Everything we learned about Cleveland’s “Drunk History”

Cleveland’s “Drunk History” tribute, which aired on Sept. 29, was slurry, sloppy and surprisingly informative; everything viewers have come to expect from the third season of the Comedy Central series.

For those who aren’t familiar, “Drunk History” tells the stories of U.S. cities, as told by people who are very, very drunk. This episode featured narrators John Levenstein, David Wain and Ashley Barnhill, as well as inebriated locals, who talked to creator Derek Waters when he stopped by the Euclid Tavern in January.

Because drunk learning is the best learning, here’s everything that we learned from watching Cleveland’s time in the “Drunk History” sun.

1. Cleveland is great because it’s “just snowy enough to keep the assholes out,” according to one Euclid Tavern patron.

2. Wayne Wheeler, the lobbyist responsible for prohibition, hailed from Cleveland. According to Levenstein, he made it his life’s mission to ban alcohol after being stabbed with a pitchfork by a drunk farmhand as a child.

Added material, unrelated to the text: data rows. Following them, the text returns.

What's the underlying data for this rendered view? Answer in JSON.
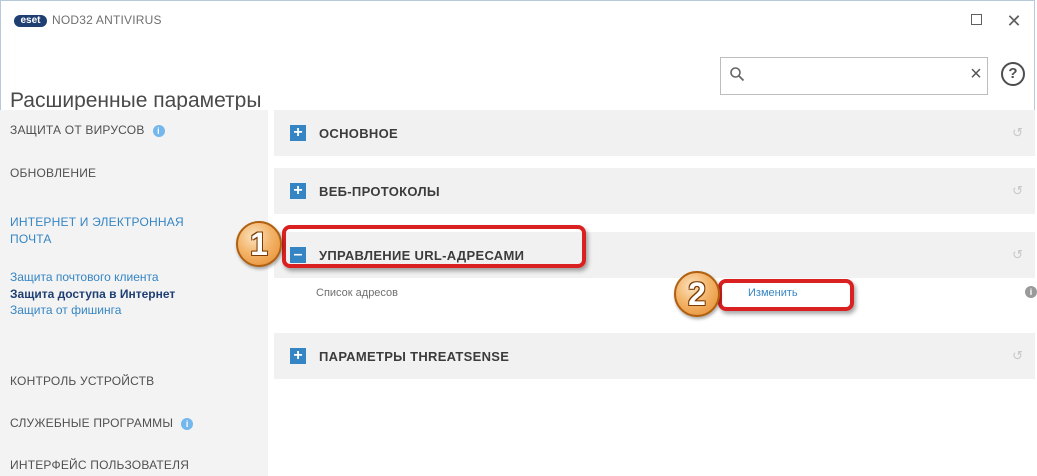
{
  "window": {
    "logo_text": "eset",
    "app_name": "NOD32 ANTIVIRUS"
  },
  "header": {
    "title": "Расширенные параметры",
    "search": {
      "value": "",
      "placeholder": ""
    }
  },
  "sidebar": {
    "items": [
      {
        "label": "ЗАЩИТА ОТ ВИРУСОВ",
        "info": "i"
      },
      {
        "label": "ОБНОВЛЕНИЕ"
      },
      {
        "label_line1": "ИНТЕРНЕТ И ЭЛЕКТРОННАЯ",
        "label_line2": "ПОЧТА"
      },
      {
        "label": "Защита почтового клиента"
      },
      {
        "label": "Защита доступа в Интернет"
      },
      {
        "label": "Защита от фишинга"
      },
      {
        "label": "КОНТРОЛЬ УСТРОЙСТВ"
      },
      {
        "label": "СЛУЖЕБНЫЕ ПРОГРАММЫ",
        "info": "i"
      },
      {
        "label": "ИНТЕРФЕЙС ПОЛЬЗОВАТЕЛЯ"
      }
    ]
  },
  "sections": [
    {
      "label": "ОСНОВНОЕ",
      "state": "+"
    },
    {
      "label": "ВЕБ-ПРОТОКОЛЫ",
      "state": "+"
    },
    {
      "label": "УПРАВЛЕНИЕ URL-АДРЕСАМИ",
      "state": "–"
    },
    {
      "label": "ПАРАМЕТРЫ THREATSENSE",
      "state": "+"
    }
  ],
  "url_settings": {
    "label": "Список адресов",
    "action": "Изменить",
    "info": "i"
  },
  "annotations": {
    "marker1": "1",
    "marker2": "2"
  },
  "colors": {
    "accent": "#3585c4",
    "highlight": "#d92121",
    "sidebar_bg": "#f3f3f3",
    "section_bg": "#f1f1f1"
  }
}
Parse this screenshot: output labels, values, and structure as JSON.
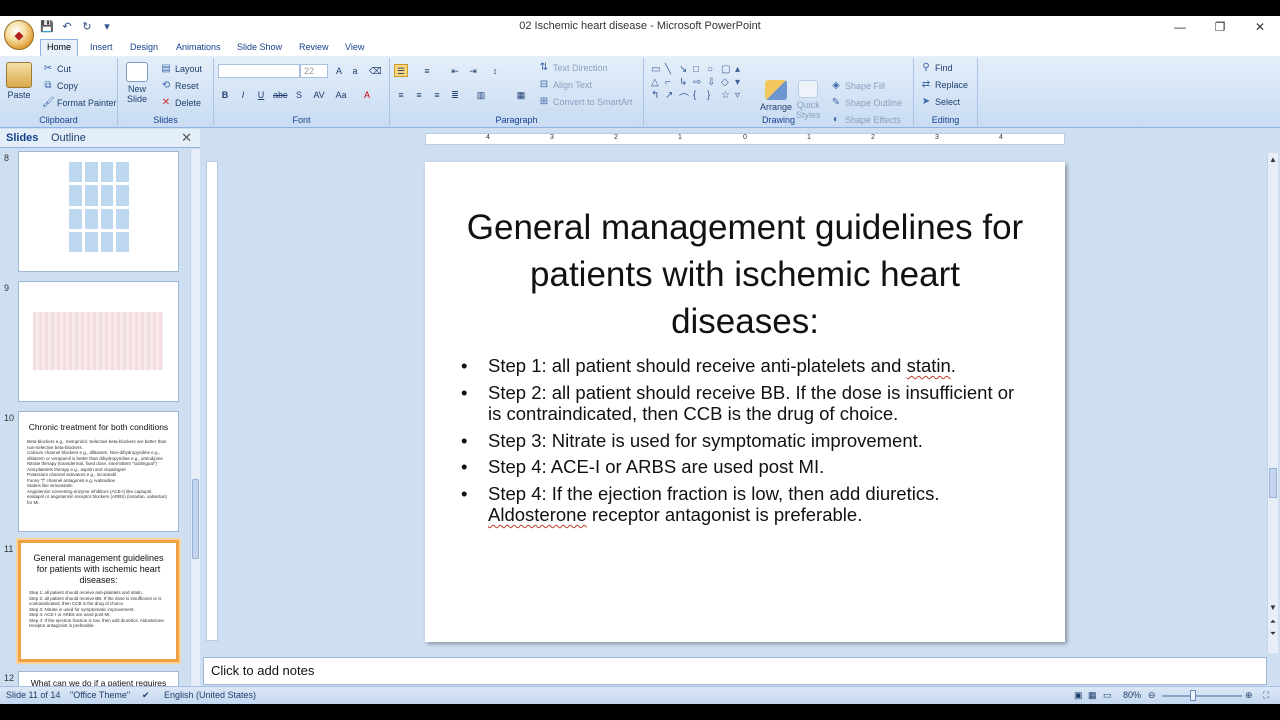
{
  "window": {
    "title": "02 Ischemic heart disease - Microsoft PowerPoint",
    "minimize": "—",
    "restore": "❐",
    "close": "✕"
  },
  "tabs": [
    "Home",
    "Insert",
    "Design",
    "Animations",
    "Slide Show",
    "Review",
    "View"
  ],
  "ribbon": {
    "clipboard": {
      "label": "Clipboard",
      "paste": "Paste",
      "cut": "Cut",
      "copy": "Copy",
      "format_painter": "Format Painter"
    },
    "slides": {
      "label": "Slides",
      "new_slide": "New",
      "new_slide2": "Slide",
      "layout": "Layout",
      "reset": "Reset",
      "delete": "Delete"
    },
    "font": {
      "label": "Font",
      "font_size": "22"
    },
    "paragraph": {
      "label": "Paragraph",
      "text_direction": "Text Direction",
      "align_text": "Align Text",
      "convert_smartart": "Convert to SmartArt"
    },
    "drawing": {
      "label": "Drawing",
      "arrange": "Arrange",
      "quick_styles": "Quick",
      "quick_styles2": "Styles",
      "shape_fill": "Shape Fill",
      "shape_outline": "Shape Outline",
      "shape_effects": "Shape Effects"
    },
    "editing": {
      "label": "Editing",
      "find": "Find",
      "replace": "Replace",
      "select": "Select"
    }
  },
  "panel": {
    "tab_slides": "Slides",
    "tab_outline": "Outline",
    "thumbs": [
      {
        "num": "8"
      },
      {
        "num": "9"
      },
      {
        "num": "10",
        "title": "Chronic treatment for both conditions",
        "lines": [
          "Beta-blockers e.g., metoprolol. Selective beta-blockers are better than non-selective beta-blockers.",
          "Calcium channel blockers e.g., diltiazem. Non-dihydropyridine e.g., diltiazem or verapamil is better than dihydropyridine e.g., amlodipine",
          "Nitrate therapy (transdermal, fixed dose, intermittent \"sublingual\")",
          "Anti-platelets therapy e.g., aspirin and clopidogrel",
          "Potassium channel activators e.g., nicorandil",
          "Funny \"f\" channel antagonist e.g. ivabradine",
          "Statins like simvastatin",
          "Angiotensin converting enzyme inhibitors (ACE-I) like captopril, enalapril or angiotensin receptor blockers (ARBS) (losartan, valsartan) for MI."
        ]
      },
      {
        "num": "11",
        "title": "General management guidelines for patients with ischemic heart diseases:",
        "lines": [
          "Step 1: all patient should receive anti-platelets and statin.",
          "Step 2: all patient should receive BB. If the dose is insufficient or is contraindicated, then CCB is the drug of choice.",
          "Step 3: Nitrate is used for symptomatic improvement.",
          "Step 4: ACE-I or ARBS are used post MI.",
          "Step 4: If the ejection fraction is low, then add diuretics. Aldosterone receptor antagonist is preferable."
        ]
      },
      {
        "num": "12",
        "title": "What can we do if a patient requires non-"
      }
    ]
  },
  "slide": {
    "title": "General management guidelines for patients with ischemic heart diseases:",
    "bullets": [
      {
        "before": "Step 1: all patient should receive anti-platelets and ",
        "mark": "statin",
        "after": "."
      },
      {
        "before": "Step 2: all patient should receive BB. If the dose is insufficient or is contraindicated, then CCB is the drug of choice.",
        "mark": "",
        "after": ""
      },
      {
        "before": "Step 3: Nitrate is used for symptomatic improvement.",
        "mark": "",
        "after": ""
      },
      {
        "before": "Step 4: ACE-I or ARBS are used post MI.",
        "mark": "",
        "after": ""
      },
      {
        "before": "Step 4: If the ejection fraction is low, then add diuretics. ",
        "mark": "Aldosterone",
        "after": " receptor antagonist is preferable."
      }
    ]
  },
  "ruler": {
    "labels": [
      "4",
      "3",
      "2",
      "1",
      "0",
      "1",
      "2",
      "3",
      "4"
    ]
  },
  "notes": {
    "placeholder": "Click to add notes"
  },
  "status": {
    "slide_info": "Slide 11 of 14",
    "theme": "\"Office Theme\"",
    "language": "English (United States)",
    "zoom": "80%"
  }
}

After that, “he had to spend the rest of his life making sure no one else had fun no matter what.”

3. Dorothy Fuldheim, an enterprising 1940s Cleveland journalist, had the opportunity to interview Hitler in the “German SS place where Hitler works,” Wain explains. Fuldheim went on to become the first woman to anchor a news broadcast, working on Channel 5 WEWS for 37 years.

4. You’re supposed to use your middle fingers for bowling, or so the employees at Dickey Lanes on West 25th St. told Waters. Who knew?

5. When Cassius Clay fought Sonny Liston, he told him he “smelled like an ugly bear,” says Barnhill. Later Clay—better known as Muhammad Ali—would meet with prominent black athletes in Cleveland to discuss his position as a conscientious objector to the Vietnam War.